A sua última atividade pública foi inflamar seus compatriotas sobre a necessidade de iniciar o quanto antes a Terceira Guerra Púnica e a destruição total de Cartago. Em 157 a.C. foi um dos emissários enviados até Cartago para arbitrar entre os cartagineses e Massinissa, rei da Numídia. A missão não teve sucesso e os emissários voltara para casa, mas Catão ficou tão impressionado com a prosperidade cartaginesa que se convenceu de que a segurança da República dependia da aniquilação de Cartago. Naquela época, durante as sessões do Senado e fora delas, repetia quase que como um mantra: "Ceterum censeo Carthaginem esse delendam" (que significa "Além disso, acredito que Cartago deve ser destruída"). Esta frase o imortalizou para a história.

Vida doméstica

Para Catão, a vida privada foi uma contínua disciplina, e a pública, a disciplina da maioria.

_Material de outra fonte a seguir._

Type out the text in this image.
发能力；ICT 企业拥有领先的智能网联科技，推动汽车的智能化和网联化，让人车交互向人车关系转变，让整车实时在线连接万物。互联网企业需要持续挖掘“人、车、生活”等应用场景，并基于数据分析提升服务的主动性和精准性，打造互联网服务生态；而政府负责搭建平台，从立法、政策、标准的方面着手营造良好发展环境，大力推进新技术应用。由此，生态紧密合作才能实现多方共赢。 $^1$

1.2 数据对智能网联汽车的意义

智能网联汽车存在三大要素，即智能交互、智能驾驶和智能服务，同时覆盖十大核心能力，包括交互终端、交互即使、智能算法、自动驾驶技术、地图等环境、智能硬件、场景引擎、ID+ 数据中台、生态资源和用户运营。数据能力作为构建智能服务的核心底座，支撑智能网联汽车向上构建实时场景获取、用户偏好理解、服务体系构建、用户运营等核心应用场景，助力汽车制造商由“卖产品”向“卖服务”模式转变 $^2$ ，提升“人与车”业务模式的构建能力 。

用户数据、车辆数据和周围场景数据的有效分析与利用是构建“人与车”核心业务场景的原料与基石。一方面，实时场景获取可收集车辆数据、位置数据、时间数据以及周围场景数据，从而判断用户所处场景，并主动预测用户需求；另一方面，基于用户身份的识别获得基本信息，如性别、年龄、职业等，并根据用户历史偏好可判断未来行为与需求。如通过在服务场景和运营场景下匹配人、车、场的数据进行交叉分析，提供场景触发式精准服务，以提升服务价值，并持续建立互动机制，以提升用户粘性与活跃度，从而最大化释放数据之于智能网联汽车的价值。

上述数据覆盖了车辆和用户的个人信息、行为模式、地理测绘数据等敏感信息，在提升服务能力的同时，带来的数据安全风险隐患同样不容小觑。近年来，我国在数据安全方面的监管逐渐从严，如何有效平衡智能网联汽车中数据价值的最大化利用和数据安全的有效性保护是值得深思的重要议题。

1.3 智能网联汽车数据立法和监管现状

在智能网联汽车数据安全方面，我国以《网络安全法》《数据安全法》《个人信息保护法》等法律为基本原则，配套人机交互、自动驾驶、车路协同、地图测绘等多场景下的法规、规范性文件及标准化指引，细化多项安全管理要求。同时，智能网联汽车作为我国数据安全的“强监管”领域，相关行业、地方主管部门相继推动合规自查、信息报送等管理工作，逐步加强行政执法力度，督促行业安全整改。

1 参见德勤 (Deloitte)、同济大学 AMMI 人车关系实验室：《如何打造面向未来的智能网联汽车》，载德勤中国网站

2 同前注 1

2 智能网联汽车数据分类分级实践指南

Ele considerava o pater familias como o germen da família e esta como o gérmen do Estado. Apesar do pouco tempo que dispunha, realizava uma quantidade imensa de trabalho, exigindo a mesma atitude de seus familiares, o que deu-lhe a imagem de esposo duro, pai rígido e um amo severo e cruel de seus escravos. Aparentemente, tratava de maneira praticamente idêntica seus parentes e seus escravos e só o orgulho o levou a dispender mais tempo com seus filhos, Marco Pórcio Catão Liciniano e Marco Pórcio Catão Saloniano. Nada havia no comportamento de Catão que pudesse lhe valer uma censura de seus compatriotas, que o viam como exemplo da forma de vida romana tradicional. Numa passagem na qual Lívio descreve o caráter de Catão, não há uma só palavra de crítica, nem mesmo para sua rígida disciplina doméstica. Durante toda a sua vida, Catão manteve o espírito rural que recebeu de seus pais na mais tenra idade. Ele se casou com uma patrícia romana da gente Licínia. Com sua primeira esposa, teve apenas um filho, que ficou conhecido como Marco Pórcio Catão Liciniano para diferenciá-lo de seu irmão. Em seu primogênito, Catão inculcou os mesmos valores tradicionais. Liciniano foi um homem de grande valor, muito inteligente, brilhante jurista, político sagaz e um grande soldado. Apesar disto, a morte de sua primeira esposa, a inegável moralidade de Catão foi arranhada quando ele, apesar de já estar em idade avançada, tomou uma nova esposa entre suas escravas em idade fértil. A eleita por Catão foi uma jovem muito bela chamada Salônia que lhe deu um filho chamado Marco Pórcio Catão Saloniano. Catão Liciniano desprezou o pai por isso e se separou dele. A inimizade entre os dois ramos da família de Catão se acentuou depois da morte do patriarca. Apesar de, em tese, o ramo que tinha maior facilidade para fazer história, graças principalmente ao maior poder econômico e influência política, era o dos Licinianos, o mais conhecido foi o dos Salonianos, graças a um ilustre descendente, Catão, o Jovem.